Joseph Conrad, Collected Tales. The Tremolino/ Because of the Dollars/ The Secret Sharer ...
Manesse Bibliothek der Weltliteratur, published in 1977
Joseph Conrad (1857-1924) is born Józef Teodor Konrad Korzeniowski in a Polish region that was then part of the Russian Empire and is now part of the Ukraine. Although Polish is his mother tongue and he speaks excellent French from early on in his life, he writes his great novels and stories in English, and becomes known as one of the most influential English authors of the 19th and 20th century.
In his life Conrad is driven by two great passions: seafaring and writing. He spends almost 20 years of his life at sea, working on French and British merchant ships. This life experience forms the horizon of many of his novels and short stories, in which the sea often takes centre stage, as in this collection of novellas put together by Manesse. “The Tremolino”, which is “a piece of autobiography” according to Fritz Güttinger, shows how closely his life and his fiction are intertwined. “Because of the Dollars” builds on Conrad’s visits to the Malay islands and “The Secret Sharer” fictionally explores how a young captain finds his place in the ship’s hierarchy.
The problems which such conceptual proximity or even a confusion of historical author and his work can cause are best exemplified by what is probably his most famous novella, “Heart of Darkness”. Very few other literary works in the late 20th century have engendered controversies on a comparable scale. In the novella, the British sailor Marlowe recounts his adventurous but equally terrifying expedition to the Congo, which bewitches fictive listeners and reader alike. The journey leads Marlowe deeper and deeper into the African continent, the impenetrable jungle, the metaphorical “heart of darkness”. In the encounter with the colonised black population of this strange continent, the white Westerner also encounters himself, confronted with the “brutish other” he is thrown back on his own animalistic nature. Through carefully crafted metaphors of light and darkness Conrad’s brilliant tale explores the legitimacy of imperialism as well as narratives about civilisation and progress.
His idiosyncratic syntax is often opaque, his words elusive, their meaning, like that of the metaphorical heart of darkness, can never fully be grasped. This complexity and ambiguity are uniquely beautiful and deservedly elevate Conrad to the rank of world literature, as some critics claim. Others, however, harshly criticize the racist world view of the work, which cannot, as they say, be erased by beautiful words alone.
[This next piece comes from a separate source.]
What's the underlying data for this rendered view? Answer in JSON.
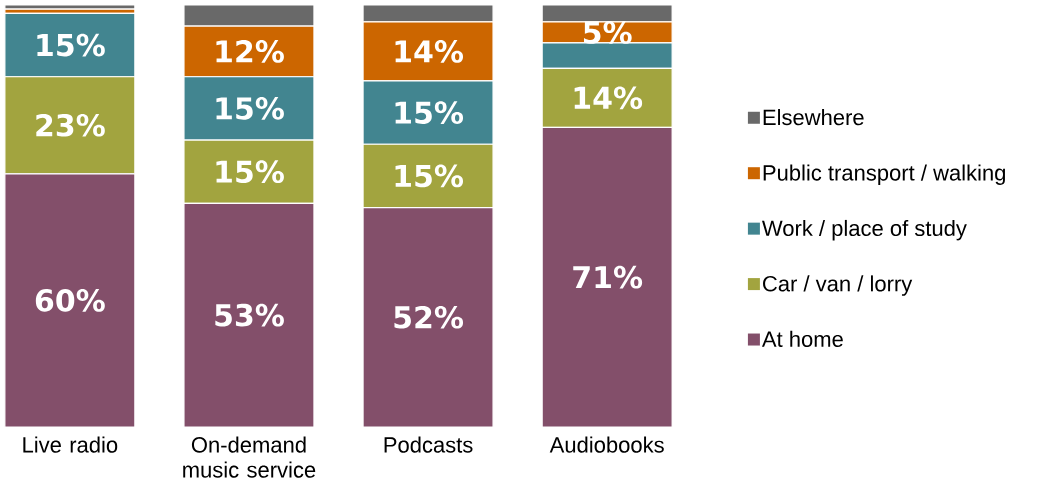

Since the now-famous lecture of Nigerian poet Chinua Achebe in 1975 about racism in “Heart of Darkness”, at the latest, scholars are fiercely debating: Was Conrad a racist or wasn’t he? Should a great author be able to rise above the values and world views of his time or is that an impossible demand? Can literature be appreciated as art even if its contents are racist? Both points of view are legitimate. When he declares that he doesn’t want his humanity denied by a novella, Chinua Achebe’s voice must be heard. But Hanna Arendt also has a point when she finds that literary works, like those by Conrad, are perhaps better suited to evoke the horrors of racism and imperialism than historical or political writings.